Logo Logo
Help
Contact
Switch Language to German

Füessl, Louise; Lau, Tobias; Lean, Isaac; Hasmann, Sandra; Riedl, Bernhard; Arend, Florian M.; Sorodoc-Otto, Johanna; Soreth-Rieke, Daniela; Toepfer, Marcell; Rau, Simon; Salihi-Halimi, Haxhrije; Paal, Michael; Beuthien, Wilke; Thaller, Norbert; Suttmann, Yana; Gersdorff, Gero von; Regenauer, Ron; Bergwelt-Baildon, Anke von; Teupser, Daniel; Brügel, Mathias; Fischereder, Michael and Schönermarck, Ulf (2022): Diminished Short- and Long-Term Antibody Response after SARS-CoV-2 Vaccination in Hemodialysis Patients. In: Vaccines, Vol. 10, No. 4 [PDF, 839kB]

Abstract

Short-term studies have shown an attenuated immune response in hemodialysis patients after COVID-19-vaccination. The present study examines how antibody response is maintained after vaccination against SARS-CoV-2 in a large population of hemodialysis patients from six outpatient dialysis centers. We retrospectively assessed serum antibody levels against SARS-CoV-2 spike protein and nucleocapsid protein (electrochemiluminescence immunoassays, Roche Diagnostics) after COVID-19-vaccination in 298 hemodialysis and 103 non-dialysis patients (controls), comparing early and late antibody response. Compared to a non-dialysis cohort hemodialysis patients showed a favorable but profoundly lower early antibody response, which decreased substantially during follow-up measurement (median 6 months after vaccination). Significantly more hemodialysis patients had anti-SARS-CoV-2-S antibody titers below 100 U/mL (p < 0.001), which increased during follow-up from 23% to 45% but remained low in the control group (3% vs. 7%). In multivariate analysis, previous COVID-19 infections (p < 0.001) and female gender (p < 0.05) were significantly associated with higher early as well as late antibody vaccine response in hemodialysis patients, while there was a significant inverse correlation between patient age and systemic immunosuppression (p < 0.001). The early and late antibody responses were significantly higher in patients receiving vaccination after a SARS-CoV-2 infection compared to uninfected patients in both groups (p < 0.05).
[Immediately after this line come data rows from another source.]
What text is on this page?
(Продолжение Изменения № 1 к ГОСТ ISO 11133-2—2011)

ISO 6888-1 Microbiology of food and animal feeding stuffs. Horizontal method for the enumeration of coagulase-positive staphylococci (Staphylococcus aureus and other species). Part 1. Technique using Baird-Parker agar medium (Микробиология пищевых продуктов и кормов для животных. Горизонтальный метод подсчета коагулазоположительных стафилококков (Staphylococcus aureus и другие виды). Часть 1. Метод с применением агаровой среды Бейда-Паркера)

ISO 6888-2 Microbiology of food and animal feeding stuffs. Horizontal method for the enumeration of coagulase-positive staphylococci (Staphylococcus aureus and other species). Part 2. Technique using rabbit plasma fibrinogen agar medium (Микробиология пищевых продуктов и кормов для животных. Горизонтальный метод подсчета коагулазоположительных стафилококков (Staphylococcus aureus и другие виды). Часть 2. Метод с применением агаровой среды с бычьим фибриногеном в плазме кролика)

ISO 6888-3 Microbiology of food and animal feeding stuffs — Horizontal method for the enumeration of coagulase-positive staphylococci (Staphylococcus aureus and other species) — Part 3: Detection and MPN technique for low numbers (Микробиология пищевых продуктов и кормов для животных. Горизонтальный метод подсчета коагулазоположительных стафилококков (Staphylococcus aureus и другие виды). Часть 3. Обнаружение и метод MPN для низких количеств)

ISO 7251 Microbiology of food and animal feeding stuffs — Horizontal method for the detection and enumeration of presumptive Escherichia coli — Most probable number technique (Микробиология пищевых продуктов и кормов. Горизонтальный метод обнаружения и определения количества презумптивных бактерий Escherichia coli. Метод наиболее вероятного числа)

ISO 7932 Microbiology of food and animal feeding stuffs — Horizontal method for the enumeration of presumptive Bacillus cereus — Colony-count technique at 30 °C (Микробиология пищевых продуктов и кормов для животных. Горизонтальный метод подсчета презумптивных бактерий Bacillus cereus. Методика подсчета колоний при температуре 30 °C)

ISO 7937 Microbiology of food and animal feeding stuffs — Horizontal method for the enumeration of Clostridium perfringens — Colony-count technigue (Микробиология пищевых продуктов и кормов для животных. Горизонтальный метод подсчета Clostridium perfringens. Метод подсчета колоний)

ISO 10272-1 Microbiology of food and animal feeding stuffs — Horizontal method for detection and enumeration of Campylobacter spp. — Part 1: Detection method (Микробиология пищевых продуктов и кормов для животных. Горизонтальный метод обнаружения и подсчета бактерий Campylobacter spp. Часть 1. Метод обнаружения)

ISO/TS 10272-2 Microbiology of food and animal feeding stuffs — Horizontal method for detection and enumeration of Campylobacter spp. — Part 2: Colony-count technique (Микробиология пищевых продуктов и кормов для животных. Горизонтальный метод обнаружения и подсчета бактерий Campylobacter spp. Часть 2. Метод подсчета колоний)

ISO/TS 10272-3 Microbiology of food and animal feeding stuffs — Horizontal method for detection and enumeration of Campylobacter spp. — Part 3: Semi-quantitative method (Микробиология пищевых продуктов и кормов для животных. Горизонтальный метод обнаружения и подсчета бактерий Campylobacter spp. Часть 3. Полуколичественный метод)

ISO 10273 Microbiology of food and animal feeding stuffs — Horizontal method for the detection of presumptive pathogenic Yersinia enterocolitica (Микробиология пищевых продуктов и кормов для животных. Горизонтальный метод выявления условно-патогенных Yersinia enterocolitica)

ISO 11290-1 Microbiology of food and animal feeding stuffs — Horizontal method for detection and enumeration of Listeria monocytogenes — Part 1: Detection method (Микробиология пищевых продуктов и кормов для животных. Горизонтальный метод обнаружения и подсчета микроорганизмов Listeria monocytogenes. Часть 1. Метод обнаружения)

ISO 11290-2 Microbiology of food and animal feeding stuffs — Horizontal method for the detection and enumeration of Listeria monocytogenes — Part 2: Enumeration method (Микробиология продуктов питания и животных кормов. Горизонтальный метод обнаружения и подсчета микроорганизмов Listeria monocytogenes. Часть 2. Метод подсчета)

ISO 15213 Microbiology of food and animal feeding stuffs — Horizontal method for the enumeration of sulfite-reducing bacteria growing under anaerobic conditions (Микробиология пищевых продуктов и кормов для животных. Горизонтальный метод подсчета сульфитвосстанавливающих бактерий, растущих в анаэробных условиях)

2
We also note that a higher titer after complete immunization positively affected late antibody response. The observation, that hemodialysis patients showed a significantly stronger decline of SARS-CoV-2 vaccination antibody titers within 6 months, compared to controls, supports the need for booster vaccinations to foster a stronger and more persistent antibody response.